Masuno:Automated generation of 3D models is a pretty hot topic and therefore currently being researched at different companies with some solutions already available for practical use. However, it’s a completely different question whether or not it is applicable on the actual product level – I think we are far from making that happen. While we might be able to create real enough model data, it could be determined unusable in the end if it feels uncanny when it’s placed in the game world.

―Regardless of how realistic the model is, it could be completely spoiled if it feels even a little uncanny – is this a never-ending challenge for realistic games?

Masuno:That’s possibly the most important challenge to overcome in our work. Just as you said, no matter how beautiful our asset might be, if it show even the tiniest hint of being unnatural, then the human eye get drawn to that automatically. It’s often the case that even when each individual element is well-made, we still end up finding a sense of awkwardness when looking at the whole picture.

This is the part that is directly linked to the final quality of the image and to what the gaming experience will be like for our players. We’d need to carefully eliminate the uncanniness one detail at a time.

―But eliminating such uncanniness one by one seems to require tremendous effort?

Masuno:You’re right…I talked about LOD generation as an example earlier, but when you try to create an open world game where a vast land expands across several square kilometers or even tens of square kilometers– it simply isn’t realistic to try to create all of that by hand to begin with. So, the integration of procedural technologies is a must and furthermore, we’ll have to create a system that ensures efficiency and quality by introducing some sort of AI-related approach.
That being said, no matter how much we can automate, it would never get close to the sensitivity and sense that an actual human has and that’s where we’ll still need human hands to get involved.

In a never-ending search for new surprises and gaming beyond imagination

―I hear it’s only been a few years since you joined the studio – what do you think the unique identity or characteristic of Luminous Productions is?

Masuo:This is quite a personal topic...but my child was born in February. We have a lot of experienced dads in the office and it helps me tremendously that I have people who are willing to listen to my child-rearing struggles. This is a company that is taking on leading edge challenges and yet it offers a solid fixed work schedule and we also have a number of employees on maternity/paternity leave. I think this work-life balance and the environment that provides parenting support for both male and female employees is something unique about this studio in Japan. Sorry, it’s a personal topic. (laugh)
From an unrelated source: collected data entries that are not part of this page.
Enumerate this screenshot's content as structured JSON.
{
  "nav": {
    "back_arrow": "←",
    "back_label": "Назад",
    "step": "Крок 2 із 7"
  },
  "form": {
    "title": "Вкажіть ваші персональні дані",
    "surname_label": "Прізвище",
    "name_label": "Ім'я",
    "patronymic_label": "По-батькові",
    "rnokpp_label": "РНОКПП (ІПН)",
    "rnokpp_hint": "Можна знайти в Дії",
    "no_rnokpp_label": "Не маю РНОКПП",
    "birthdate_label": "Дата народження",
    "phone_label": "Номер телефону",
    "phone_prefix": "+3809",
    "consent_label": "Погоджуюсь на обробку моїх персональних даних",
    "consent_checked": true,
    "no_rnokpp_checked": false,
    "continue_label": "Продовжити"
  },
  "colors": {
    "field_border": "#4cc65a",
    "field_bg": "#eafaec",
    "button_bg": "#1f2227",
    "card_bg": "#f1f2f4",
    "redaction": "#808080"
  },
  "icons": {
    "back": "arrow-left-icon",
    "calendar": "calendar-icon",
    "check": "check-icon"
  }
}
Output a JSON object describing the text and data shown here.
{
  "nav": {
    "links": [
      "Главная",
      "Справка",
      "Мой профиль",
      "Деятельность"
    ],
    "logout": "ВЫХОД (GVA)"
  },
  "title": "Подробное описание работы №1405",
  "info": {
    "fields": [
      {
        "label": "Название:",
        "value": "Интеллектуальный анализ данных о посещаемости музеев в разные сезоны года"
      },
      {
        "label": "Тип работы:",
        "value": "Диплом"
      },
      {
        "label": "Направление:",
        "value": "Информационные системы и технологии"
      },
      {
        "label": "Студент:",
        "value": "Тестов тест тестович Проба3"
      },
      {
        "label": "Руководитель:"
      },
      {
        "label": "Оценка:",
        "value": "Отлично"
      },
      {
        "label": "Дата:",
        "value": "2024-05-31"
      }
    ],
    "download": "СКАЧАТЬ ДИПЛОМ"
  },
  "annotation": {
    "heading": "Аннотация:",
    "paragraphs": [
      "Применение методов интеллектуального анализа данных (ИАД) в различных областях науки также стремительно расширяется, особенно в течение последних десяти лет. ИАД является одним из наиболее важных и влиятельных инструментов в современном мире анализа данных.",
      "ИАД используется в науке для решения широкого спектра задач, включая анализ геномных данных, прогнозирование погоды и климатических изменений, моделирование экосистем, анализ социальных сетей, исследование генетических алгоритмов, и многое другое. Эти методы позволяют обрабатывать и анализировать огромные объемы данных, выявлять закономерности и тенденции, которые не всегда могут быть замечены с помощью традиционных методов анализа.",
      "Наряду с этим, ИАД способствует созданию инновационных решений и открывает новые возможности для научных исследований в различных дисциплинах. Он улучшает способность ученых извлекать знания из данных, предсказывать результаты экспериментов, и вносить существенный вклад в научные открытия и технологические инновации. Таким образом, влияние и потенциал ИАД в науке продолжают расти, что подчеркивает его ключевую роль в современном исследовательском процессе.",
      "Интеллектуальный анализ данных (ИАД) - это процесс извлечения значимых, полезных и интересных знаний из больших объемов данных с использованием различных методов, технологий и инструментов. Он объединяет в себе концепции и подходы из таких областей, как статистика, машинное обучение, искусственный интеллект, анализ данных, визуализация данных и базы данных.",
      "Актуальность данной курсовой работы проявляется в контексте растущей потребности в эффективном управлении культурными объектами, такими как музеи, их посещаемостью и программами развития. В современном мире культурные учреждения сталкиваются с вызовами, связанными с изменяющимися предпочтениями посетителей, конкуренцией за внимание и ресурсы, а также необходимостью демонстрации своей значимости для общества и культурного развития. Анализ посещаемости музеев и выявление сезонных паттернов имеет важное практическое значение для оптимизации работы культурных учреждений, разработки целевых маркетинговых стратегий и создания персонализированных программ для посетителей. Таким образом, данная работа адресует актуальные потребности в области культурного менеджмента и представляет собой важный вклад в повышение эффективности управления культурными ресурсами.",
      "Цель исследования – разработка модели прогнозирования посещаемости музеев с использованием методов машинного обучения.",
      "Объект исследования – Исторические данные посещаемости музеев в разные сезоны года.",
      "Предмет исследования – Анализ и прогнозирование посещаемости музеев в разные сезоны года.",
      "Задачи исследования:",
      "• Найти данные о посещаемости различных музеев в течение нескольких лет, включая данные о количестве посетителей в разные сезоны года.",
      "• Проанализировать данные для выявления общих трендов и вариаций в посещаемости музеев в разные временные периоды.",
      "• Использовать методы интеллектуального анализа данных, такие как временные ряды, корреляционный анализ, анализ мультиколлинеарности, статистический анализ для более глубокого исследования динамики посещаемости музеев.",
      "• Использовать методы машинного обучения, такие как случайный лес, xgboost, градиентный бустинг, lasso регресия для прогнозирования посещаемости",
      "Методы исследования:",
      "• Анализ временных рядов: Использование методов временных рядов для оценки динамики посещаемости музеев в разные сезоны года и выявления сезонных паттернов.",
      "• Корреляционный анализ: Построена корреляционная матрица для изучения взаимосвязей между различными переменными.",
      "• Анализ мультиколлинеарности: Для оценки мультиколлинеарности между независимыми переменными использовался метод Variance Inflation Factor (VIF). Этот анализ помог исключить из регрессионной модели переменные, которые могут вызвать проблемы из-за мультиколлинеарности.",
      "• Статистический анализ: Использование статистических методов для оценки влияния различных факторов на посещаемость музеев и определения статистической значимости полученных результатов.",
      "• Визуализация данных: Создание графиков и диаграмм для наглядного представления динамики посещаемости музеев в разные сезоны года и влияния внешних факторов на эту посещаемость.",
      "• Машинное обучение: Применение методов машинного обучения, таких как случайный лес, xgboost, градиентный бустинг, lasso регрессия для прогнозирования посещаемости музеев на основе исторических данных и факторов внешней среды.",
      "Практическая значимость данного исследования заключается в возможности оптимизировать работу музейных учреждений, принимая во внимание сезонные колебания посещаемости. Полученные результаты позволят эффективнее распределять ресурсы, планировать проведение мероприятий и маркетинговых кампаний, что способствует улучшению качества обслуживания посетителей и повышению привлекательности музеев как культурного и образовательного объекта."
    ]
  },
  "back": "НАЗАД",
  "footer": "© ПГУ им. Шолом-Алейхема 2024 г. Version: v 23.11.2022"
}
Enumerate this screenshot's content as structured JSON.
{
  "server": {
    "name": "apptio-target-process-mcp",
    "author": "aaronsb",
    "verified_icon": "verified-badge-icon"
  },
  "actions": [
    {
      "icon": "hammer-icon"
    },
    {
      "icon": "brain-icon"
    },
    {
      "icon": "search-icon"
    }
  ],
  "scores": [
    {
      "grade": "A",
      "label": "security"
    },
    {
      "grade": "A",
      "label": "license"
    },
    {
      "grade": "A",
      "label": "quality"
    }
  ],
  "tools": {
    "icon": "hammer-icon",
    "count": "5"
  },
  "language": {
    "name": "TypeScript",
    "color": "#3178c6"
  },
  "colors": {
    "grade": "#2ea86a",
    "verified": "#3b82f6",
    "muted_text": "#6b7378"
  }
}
―The studio makes you feel at home? (laugh). I think that kind of comfortable atmosphere plays quite an important role in allowing employees to make the high-quality input and output necessary to create a fun game.

―Lastly, please tell us about your goals, passion, or any challenges you want to take on at Luminous Productions in the future?

Masuno:It’s a cliché, but at the end of the day what I want is to create a high-quality game. Video games these days are continuing to evolve and to adopt a variety of technologies. However, no matter how impressive the expression it incorporates is, the human eye will eventually get familiar with the quality and the fascination and excitement that they feel at first will soon fade away. For this exact reason, I think it’s vital that we continuously challenge the latest technology when it’s current and deliver new surprises and experiences to our players that surpass their imagination at all times.

Also, I personally enjoy taking on technological challenges, so I want to try my hand at lots of different things. I also want a chance to someday give presentations at GDC and SIGGRAPH, and get my research paper published on ICCV, CVPR, and NeurIP. For that, I plan on putting my effort into learning something new every day and continue to apply what I learn to my work. I’m privileged to be in an environment where the company supports such endeavors, and the ideal cycle for me would be to have my personal challenges reflected in the game engine and have it eventually lead to the cutting edge game production we are pursuing.